There was a time when I was living in the Woodbine area that I rose early to make sure that the horses were taken care of so that I could go to sunrise services at one of the local churches on Easter morning. I did that for three years and I pretty much froze my tuchis off each of those mornings. On each of those mornings the emphasis of the service was that Christ had, indeed, died and that He didn't somehow fake his death and that the rebirth was not somehow a trick. What? I sat shivering in the pre-dawn Maryland morning for that?

When I go to church on Easter I want to hear about the Miracle that makes us Christians. It's just that simple.

Shortly after that I took a job foaling mares. The job meant working all night, every night from January to the end of May. No days off, not even Easter Sunday. Besides, the manager's wife wanted to go to church on Easter Sunday and she went all of the other Sundays, too, so it seemed only right that she got the vote.

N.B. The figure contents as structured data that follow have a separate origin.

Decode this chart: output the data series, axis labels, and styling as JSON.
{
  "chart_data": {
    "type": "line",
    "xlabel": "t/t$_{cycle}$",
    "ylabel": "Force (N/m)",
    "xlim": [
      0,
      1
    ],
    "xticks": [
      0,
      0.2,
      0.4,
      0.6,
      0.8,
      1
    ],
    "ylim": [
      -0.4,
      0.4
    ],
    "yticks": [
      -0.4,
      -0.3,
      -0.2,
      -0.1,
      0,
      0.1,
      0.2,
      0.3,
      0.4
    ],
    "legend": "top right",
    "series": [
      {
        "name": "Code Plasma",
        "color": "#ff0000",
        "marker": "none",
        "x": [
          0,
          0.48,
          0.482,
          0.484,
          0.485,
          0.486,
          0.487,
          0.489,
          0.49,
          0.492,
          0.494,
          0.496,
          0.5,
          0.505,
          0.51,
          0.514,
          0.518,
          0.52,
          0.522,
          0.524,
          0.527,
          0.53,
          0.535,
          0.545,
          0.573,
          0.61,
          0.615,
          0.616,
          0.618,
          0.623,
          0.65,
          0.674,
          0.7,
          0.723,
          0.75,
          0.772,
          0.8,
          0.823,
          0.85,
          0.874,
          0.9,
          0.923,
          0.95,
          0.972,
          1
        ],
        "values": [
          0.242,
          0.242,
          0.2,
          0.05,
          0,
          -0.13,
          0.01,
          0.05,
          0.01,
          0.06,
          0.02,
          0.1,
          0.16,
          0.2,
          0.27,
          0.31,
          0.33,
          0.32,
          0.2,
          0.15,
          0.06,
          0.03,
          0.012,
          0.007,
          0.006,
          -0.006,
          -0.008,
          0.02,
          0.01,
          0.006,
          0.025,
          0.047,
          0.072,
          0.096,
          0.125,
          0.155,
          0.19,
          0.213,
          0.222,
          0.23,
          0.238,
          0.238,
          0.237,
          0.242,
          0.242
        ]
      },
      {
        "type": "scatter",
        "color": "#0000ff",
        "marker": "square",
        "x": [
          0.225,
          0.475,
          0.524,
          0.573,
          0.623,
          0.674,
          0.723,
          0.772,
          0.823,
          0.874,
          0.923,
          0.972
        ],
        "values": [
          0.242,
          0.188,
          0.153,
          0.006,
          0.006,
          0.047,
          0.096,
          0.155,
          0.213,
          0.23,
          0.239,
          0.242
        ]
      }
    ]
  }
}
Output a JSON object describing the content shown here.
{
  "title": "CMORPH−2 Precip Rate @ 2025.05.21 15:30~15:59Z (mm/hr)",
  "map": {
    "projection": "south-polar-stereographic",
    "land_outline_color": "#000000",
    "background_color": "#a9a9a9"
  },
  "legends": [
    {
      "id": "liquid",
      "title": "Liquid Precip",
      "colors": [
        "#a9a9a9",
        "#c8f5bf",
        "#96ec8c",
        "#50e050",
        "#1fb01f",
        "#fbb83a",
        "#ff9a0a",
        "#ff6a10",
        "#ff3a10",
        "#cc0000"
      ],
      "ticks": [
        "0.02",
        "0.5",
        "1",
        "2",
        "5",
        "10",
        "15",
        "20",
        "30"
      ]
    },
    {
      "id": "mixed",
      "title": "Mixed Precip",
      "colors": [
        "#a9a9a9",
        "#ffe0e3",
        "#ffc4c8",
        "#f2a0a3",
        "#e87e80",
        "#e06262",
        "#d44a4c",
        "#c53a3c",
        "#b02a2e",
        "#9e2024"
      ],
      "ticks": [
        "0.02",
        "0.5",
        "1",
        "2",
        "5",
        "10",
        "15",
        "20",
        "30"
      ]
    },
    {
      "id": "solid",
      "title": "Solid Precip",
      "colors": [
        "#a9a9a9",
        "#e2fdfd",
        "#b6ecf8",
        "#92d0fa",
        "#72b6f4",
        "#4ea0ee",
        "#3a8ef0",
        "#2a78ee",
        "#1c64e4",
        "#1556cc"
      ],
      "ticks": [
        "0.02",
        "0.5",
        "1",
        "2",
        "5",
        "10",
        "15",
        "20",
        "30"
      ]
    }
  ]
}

On that first Easter Sunday there I was checking all of the newborn foals (and there were a lot of them by Easter time) and then I went out just at sunrise and I sat on the loading dock with my cup of coffee and my feet dangling down and I watched the sun coming up on that lovely spring morning. The little birds that lived in that big barn were zipping in and out and chirping to each other and rebuilding the nests where they had raised families the year before.

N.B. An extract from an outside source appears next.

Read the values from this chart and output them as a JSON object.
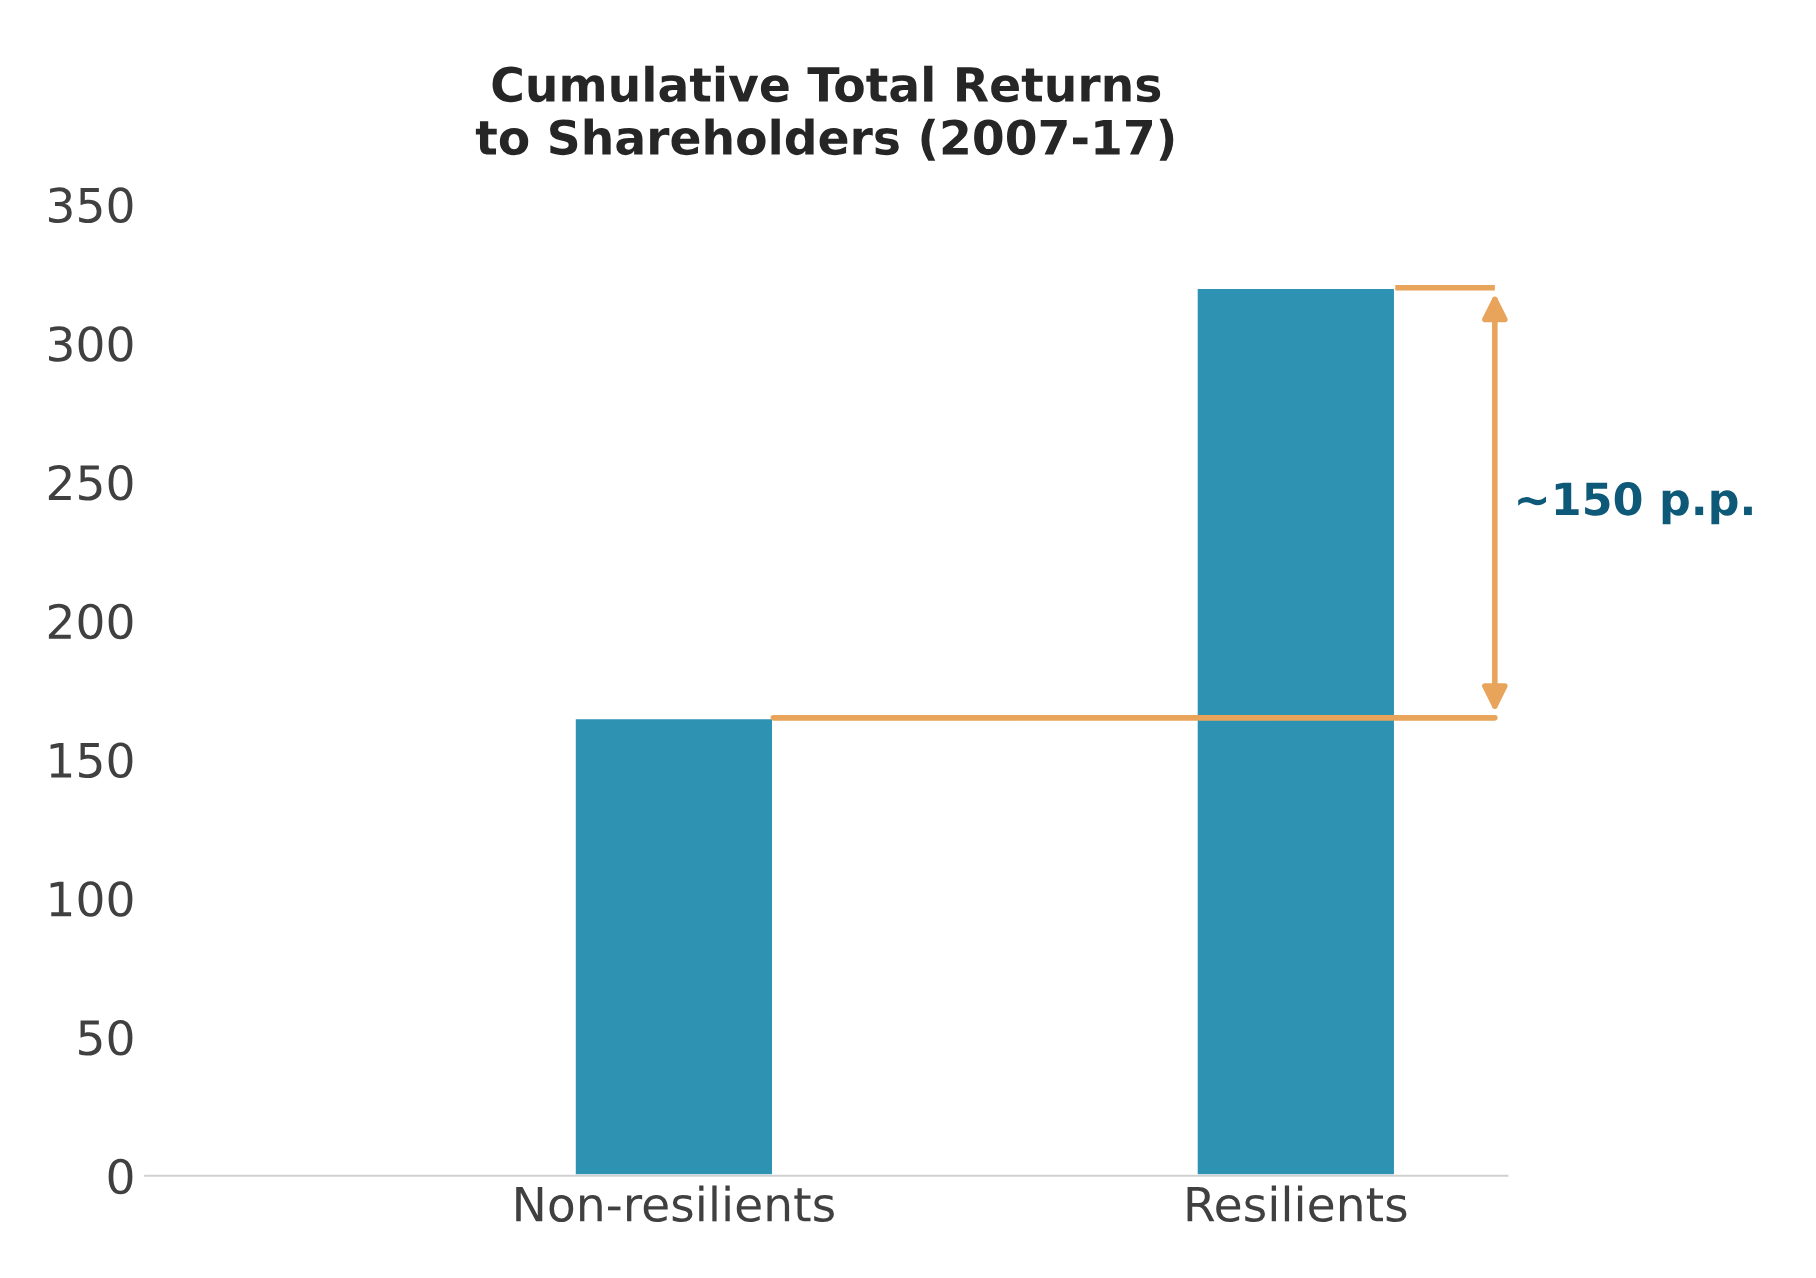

All of the trees along the drive had bits of green at the ends of their branches and the grass was greening up in all of the big pastures where there had only been brown winter grass and patches of mud by the gates. The big maple trees in the woods across the fields were turning that spring reddish color that they do.

It was still a bit chilly but there were warm currents in the breeze and in the barn I could hear horses snuffling about in their hay. When a foal would nicker to its mom some of the other mares would answer.

It was the season of rebirth. If man had to rationalize, justify and substantiate, nature did not. And I think it was there that I found the church experience that I had had been looking for.

All I had to do was to listen and to think happily to myself, "He is risen. He is risen indeed."